An increase in pest pressure or generations per season could result in an increase in the number of pesticide applications per season. Hotter daily temperatures could negatively impact the effectiveness of some pesticides. Both can lead to pesticide resistance. We are also already starting to see resistant pest populations expand their ranges from the southern US into Ontario. This will lead to a greater need for new pesticides from different chemical families to rotate with. Increased use of pesticides could also negatively impact natural enemies, depending on which chemical families are used.
3) New Crops or Changes in Which Crops We Grow
Which pests will thrive most in a changing climate depends directly on what happens to their host crops. The more exclusive the pest is to one or two crops, the more vulnerable they are to any changes that occur to the crop. Bean leaf beetle, for example, is predicted to do well in Ontario’s future projected climate, but soybeans may only be able to be grown in limited regions, which significantly decreases the success rate for bean leaf beetle (Berzitis et al. 2014).
Invasive species are also predicted to be more of an issue as our climate shifts to be more like their host countries. We have already experienced several invasive insect introductions over the last two decades. Their chance of success increases if we also introduce their host plants as new crop opportunities. Change in consumer trends will have an influence. For example, the increased acreage and current demand for hemp, cannabis, and hops may influence European corn borer populations as more of its many host crops become more prevalent in Ontario’s crop landscape.

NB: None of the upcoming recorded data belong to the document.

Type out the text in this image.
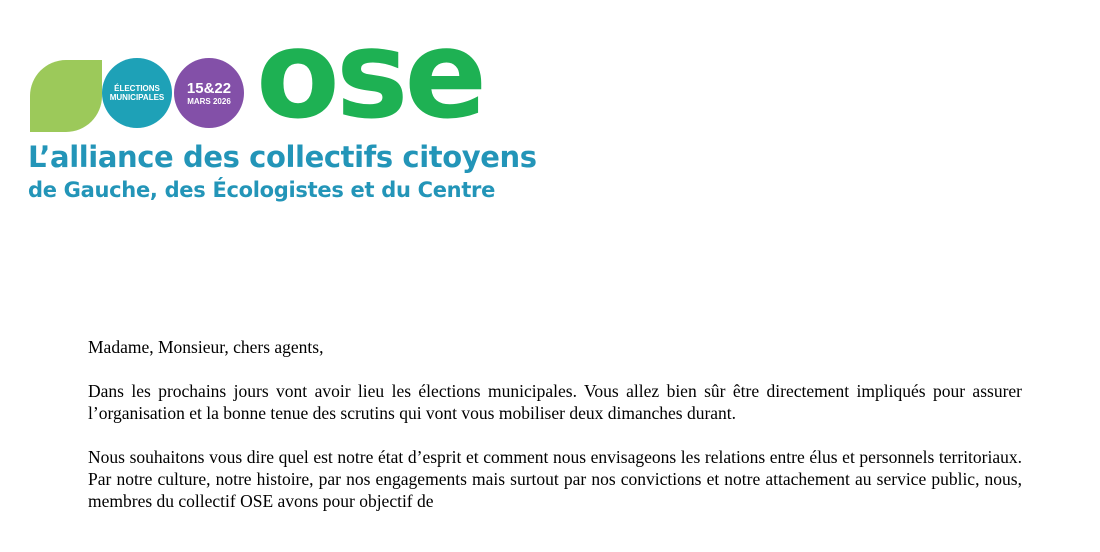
ÉLECTIONS
MUNICIPALES
15&22
MARS 2026 ose
L’alliance des collectifs citoyens
de Gauche, des Écologistes et du Centre

Madame, Monsieur, chers agents,

Dans les prochains jours vont avoir lieu les élections municipales. Vous allez bien sûr être directement impliqués pour assurer l’organisation et la bonne tenue des scrutins qui vont vous mobiliser deux dimanches durant.

Nous souhaitons vous dire quel est notre état d’esprit et comment nous envisageons les relations entre élus et personnels territoriaux. Par notre culture, notre histoire, par nos engagements mais surtout par nos convictions et notre attachement au service public, nous, membres du collectif OSE avons pour objectif de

4) The Unpredictable – Extreme Events
Where it gets more difficult to predict future pest trends is with the extreme events. Climate change is not just about “global warming”. It is about extreme weather events like significant spring storms that bring record rainfall. Stronger wind events that flatten standing crops. Extreme heat waves with no rain in July and August. Record warm days in January or February that can kick an insect out of dormancy to find no food to feed on. Predicting the influences these will have becomes very difficult once you factor in multiple events in the same growing season.

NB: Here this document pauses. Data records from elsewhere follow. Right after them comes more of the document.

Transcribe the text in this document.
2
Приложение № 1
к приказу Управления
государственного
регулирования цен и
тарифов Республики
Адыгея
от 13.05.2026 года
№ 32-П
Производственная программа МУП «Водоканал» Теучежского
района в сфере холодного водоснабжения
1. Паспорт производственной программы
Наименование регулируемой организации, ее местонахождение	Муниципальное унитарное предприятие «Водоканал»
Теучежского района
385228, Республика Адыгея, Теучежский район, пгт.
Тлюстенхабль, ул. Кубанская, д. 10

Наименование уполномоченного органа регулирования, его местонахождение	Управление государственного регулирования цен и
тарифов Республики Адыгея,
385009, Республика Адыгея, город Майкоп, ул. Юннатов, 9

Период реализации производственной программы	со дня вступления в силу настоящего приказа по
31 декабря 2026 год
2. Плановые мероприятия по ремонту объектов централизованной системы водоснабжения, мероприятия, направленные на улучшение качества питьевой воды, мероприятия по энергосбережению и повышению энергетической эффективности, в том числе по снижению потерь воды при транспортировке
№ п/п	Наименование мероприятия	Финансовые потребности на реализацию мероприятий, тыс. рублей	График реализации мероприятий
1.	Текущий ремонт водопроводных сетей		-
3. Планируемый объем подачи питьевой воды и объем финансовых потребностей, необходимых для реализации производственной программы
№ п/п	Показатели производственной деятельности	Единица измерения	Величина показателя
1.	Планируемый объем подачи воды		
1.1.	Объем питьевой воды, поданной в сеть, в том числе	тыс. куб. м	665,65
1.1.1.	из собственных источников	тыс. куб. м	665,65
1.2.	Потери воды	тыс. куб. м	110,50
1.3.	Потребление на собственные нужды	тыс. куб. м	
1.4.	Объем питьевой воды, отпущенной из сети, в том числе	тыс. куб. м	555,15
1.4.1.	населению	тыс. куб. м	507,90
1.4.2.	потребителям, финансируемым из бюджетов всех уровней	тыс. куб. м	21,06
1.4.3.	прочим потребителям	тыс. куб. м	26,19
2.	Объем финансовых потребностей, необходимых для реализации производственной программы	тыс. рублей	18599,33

As we learn more about each specific pest and their needs and limits, predictions will become accurate. What is clear is that careers in ecology, agronomy, entomology, pathology, plant science and climatic modeling are likely to still be essential for agriculture in the future.
References
Berzitis, E., J. Minigan, R. Hallett, and J. Newman. 2014. Climate and host plant availability impact the future distribution of the bean leaf beetle (Cerotoma trifurcata). Global change biology. 20. doi: 10.1111/gcb.12557.

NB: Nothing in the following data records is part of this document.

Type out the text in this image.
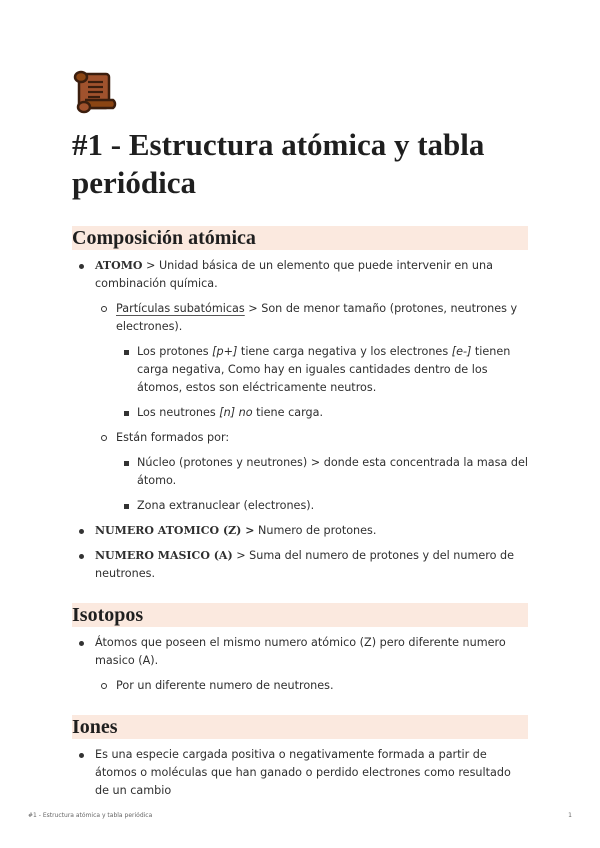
#1 - Estructura atómica y tabla periódica
Composición atómica
ATOMO > Unidad básica de un elemento que puede intervenir en una combinación química.
Partículas subatómicas > Son de menor tamaño (protones, neutrones y electrones).
Los protones [p+] tiene carga negativa y los electrones [e-] tienen carga negativa, Como hay en iguales cantidades dentro de los átomos, estos son eléctricamente neutros.
Los neutrones [n] no tiene carga.
Están formados por:
Núcleo (protones y neutrones) > donde esta concentrada la masa del átomo.
Zona extranuclear (electrones).
NUMERO ATOMICO (Z) > Numero de protones.
NUMERO MASICO (A) > Suma del numero de protones y del numero de neutrones.
Isotopos
Átomos que poseen el mismo numero atómico (Z) pero diferente numero masico (A).
Por un diferente numero de neutrones.
Iones
Es una especie cargada positiva o negativamente formada a partir de átomos o moléculas que han ganado o perdido electrones como resultado de un cambio
#1 - Estructura atómica y tabla periódica	1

Diffenbaugh, N. S., C. H. Krupke, M. A. White, and C. E. Alexander. 2008: Global warming presents new challenges for maize pest management. Environ. Res. Lett., 3, 044007, doi:10.1088/1748-9326/3/4/044007.
Jeffs, C. and O. Lewis. 2013. Effects of climate warming on host–parasitoid interactions. Ecological Entomology, 38(3), 209–218. https://doi.org/10.1111/een.12026
Taylor, R.A.J., D. A. Herms, J. Cardina, R.H. Moore. 2018. Climate change and pest management: Unanticipated consequences of trophic dislocation. Agronomy, 8, 7, doi:10.3390/agronomy8010007.